Peter Berger
- Berger (stroke seat) at the 1971 European Rowing Championships

Personal information
- Born: 16 October 1949 (age 76) Konstanz, West Germany
- Height: 196 cm (6 ft 5 in)
- Weight: 104 kg (229 lb)

Sport
- Sport: Rowing
- Club: RV Neptun

Medal record
Men's rowing
Representing West Germany
Olympic Games
| Gold medal – first place | 1972 Munich | Coxed four |
World Rowing Championships
| Gold medal – first place | 1970 St.

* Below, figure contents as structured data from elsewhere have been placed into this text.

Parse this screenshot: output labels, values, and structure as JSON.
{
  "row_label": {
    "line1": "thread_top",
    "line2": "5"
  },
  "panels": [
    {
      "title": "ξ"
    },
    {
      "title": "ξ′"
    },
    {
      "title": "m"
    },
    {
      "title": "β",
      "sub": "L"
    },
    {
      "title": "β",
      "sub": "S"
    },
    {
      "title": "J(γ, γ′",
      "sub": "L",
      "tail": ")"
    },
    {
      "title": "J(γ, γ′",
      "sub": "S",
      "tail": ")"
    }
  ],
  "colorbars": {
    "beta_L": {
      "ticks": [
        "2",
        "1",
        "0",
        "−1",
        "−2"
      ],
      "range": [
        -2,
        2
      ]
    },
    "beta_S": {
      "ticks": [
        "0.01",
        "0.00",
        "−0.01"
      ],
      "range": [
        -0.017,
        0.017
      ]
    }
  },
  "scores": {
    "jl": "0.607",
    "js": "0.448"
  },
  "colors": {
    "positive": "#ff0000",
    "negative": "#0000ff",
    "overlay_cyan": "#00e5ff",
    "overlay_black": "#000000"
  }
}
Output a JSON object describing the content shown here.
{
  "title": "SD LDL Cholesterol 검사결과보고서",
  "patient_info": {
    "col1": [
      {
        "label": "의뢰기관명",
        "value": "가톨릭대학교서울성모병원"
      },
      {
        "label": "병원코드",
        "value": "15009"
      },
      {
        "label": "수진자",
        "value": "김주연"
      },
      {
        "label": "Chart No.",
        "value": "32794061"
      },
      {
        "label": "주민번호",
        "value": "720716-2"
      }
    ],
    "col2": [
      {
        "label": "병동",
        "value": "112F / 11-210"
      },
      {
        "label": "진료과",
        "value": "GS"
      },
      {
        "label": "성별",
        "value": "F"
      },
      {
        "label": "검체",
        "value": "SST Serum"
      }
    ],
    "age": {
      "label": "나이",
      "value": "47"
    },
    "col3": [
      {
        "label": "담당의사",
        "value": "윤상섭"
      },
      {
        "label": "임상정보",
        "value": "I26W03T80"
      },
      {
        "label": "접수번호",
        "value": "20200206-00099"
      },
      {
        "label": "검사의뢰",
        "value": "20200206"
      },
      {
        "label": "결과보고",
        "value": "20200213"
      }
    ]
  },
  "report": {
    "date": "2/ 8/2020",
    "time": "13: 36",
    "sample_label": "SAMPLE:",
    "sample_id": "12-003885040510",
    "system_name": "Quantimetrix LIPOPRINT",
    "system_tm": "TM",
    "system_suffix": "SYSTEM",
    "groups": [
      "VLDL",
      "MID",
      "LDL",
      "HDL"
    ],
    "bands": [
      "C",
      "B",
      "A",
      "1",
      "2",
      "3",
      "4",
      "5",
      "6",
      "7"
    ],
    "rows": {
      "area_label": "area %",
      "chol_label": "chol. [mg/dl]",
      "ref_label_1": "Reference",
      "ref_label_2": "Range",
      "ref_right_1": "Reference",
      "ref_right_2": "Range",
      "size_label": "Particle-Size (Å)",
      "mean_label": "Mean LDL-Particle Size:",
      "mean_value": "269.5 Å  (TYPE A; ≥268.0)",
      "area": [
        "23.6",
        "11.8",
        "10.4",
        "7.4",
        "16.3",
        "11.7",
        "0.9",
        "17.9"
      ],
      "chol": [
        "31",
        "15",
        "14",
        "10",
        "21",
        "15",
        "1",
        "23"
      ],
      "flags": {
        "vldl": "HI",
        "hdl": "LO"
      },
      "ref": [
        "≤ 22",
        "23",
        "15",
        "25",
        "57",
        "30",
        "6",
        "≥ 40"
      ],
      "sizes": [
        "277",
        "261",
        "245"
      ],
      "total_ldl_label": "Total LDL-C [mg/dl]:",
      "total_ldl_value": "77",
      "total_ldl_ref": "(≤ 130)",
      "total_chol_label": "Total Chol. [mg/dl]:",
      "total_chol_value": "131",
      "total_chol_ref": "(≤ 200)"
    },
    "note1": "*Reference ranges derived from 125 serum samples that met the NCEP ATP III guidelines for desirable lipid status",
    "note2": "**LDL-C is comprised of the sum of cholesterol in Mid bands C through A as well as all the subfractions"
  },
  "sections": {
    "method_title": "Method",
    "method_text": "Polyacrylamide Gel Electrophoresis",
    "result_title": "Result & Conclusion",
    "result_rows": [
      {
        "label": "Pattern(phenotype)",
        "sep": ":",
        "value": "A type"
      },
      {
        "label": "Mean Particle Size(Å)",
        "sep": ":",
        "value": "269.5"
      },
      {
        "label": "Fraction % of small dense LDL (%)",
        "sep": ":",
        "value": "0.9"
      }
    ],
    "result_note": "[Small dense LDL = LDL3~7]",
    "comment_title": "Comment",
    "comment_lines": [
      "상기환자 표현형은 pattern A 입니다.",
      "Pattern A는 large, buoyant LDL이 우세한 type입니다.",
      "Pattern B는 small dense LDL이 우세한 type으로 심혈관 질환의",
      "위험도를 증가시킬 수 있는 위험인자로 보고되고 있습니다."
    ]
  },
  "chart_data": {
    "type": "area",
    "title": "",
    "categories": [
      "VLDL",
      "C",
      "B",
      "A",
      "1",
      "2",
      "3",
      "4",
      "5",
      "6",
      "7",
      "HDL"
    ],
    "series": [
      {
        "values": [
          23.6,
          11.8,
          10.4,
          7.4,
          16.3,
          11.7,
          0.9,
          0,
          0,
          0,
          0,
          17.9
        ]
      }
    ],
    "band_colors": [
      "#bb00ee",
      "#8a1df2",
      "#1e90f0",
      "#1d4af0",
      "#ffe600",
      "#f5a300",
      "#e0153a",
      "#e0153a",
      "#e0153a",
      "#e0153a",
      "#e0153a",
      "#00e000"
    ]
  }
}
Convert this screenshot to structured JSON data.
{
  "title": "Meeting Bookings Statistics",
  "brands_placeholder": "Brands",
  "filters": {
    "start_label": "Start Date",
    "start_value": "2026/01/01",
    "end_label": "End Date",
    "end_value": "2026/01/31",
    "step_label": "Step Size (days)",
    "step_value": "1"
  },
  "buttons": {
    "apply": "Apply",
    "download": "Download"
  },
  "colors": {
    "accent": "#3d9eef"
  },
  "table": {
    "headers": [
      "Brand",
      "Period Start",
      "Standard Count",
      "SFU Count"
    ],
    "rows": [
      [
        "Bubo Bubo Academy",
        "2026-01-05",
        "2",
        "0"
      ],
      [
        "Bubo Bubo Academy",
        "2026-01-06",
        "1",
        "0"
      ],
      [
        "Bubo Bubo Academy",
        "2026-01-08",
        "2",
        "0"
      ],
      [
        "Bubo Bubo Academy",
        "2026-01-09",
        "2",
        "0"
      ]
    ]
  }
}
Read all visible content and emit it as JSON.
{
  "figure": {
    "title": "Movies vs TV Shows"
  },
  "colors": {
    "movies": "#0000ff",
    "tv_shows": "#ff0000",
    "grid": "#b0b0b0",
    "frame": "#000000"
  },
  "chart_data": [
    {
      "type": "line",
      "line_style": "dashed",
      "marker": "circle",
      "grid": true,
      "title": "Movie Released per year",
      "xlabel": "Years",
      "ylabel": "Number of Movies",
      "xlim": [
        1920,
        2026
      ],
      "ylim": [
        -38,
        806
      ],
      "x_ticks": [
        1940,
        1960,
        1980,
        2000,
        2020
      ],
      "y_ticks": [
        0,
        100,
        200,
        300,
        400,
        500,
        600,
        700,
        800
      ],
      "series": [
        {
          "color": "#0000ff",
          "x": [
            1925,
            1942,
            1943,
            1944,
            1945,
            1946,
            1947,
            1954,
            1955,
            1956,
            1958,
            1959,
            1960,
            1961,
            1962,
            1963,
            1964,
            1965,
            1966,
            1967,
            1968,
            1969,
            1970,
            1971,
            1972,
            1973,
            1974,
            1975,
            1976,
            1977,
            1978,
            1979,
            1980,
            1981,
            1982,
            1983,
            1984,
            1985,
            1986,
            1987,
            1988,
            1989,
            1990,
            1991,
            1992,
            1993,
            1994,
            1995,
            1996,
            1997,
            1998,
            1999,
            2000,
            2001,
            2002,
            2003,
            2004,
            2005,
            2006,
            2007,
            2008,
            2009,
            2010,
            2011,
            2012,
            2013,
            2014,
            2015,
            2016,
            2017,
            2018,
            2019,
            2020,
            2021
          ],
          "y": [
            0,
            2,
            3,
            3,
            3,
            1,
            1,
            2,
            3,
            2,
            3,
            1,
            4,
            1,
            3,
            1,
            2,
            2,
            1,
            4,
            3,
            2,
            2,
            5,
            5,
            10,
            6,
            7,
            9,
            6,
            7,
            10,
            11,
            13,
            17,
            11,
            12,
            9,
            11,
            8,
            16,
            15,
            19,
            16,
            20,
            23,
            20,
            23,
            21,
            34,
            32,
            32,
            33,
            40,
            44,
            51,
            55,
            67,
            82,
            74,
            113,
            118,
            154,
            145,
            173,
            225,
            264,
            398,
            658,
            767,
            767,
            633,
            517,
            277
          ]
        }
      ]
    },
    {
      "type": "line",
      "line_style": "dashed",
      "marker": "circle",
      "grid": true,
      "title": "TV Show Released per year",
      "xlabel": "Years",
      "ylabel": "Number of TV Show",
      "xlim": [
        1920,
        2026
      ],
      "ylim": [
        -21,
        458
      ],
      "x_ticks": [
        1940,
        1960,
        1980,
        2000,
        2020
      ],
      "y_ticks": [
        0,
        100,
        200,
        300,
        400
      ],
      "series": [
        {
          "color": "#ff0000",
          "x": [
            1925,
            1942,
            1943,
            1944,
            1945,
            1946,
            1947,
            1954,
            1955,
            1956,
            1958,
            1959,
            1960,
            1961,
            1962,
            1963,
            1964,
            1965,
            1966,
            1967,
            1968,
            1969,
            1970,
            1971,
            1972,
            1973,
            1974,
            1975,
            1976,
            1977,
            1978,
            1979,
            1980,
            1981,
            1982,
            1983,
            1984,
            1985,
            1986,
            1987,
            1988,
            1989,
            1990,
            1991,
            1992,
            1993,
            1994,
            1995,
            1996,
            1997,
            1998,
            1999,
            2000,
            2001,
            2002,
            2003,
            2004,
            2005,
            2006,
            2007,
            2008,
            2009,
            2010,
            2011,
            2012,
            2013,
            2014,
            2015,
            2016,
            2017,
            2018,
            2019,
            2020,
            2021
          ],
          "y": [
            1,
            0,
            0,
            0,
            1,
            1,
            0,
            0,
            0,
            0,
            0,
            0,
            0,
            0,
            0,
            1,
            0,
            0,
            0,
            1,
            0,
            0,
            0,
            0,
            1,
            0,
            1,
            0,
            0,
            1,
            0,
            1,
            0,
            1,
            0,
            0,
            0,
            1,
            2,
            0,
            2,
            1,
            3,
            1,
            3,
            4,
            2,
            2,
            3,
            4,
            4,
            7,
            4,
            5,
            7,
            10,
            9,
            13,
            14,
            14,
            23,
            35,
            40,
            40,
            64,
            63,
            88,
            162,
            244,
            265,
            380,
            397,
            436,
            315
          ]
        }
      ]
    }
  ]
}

Catharines | Coxed four |
European Rowing Championships
| Gold medal – first place | 1969 Klagenfurt | Coxed four |
| Gold medal – first place | 1971 Copenhagen | Coxed four |

= Peter Berger (rower) =

German rower (born 1949)

Peter Berger (born 16 October 1949) is a German rower who competed for West Germany in the 1968 Summer Olympics and in the 1972 Summer Olympics.

He was born in Konstanz.

In 1968 he was a crew member of the West German boat which finished twelfth in the coxed four event. He competed at the 1970 World Rowing Championships in St. Catharines in the coxed four and won gold. He competed at the 1971 European Rowing Championships and won a gold medal with the coxed four. In 1972 he won the gold medal with the West German boat in the coxed four competition.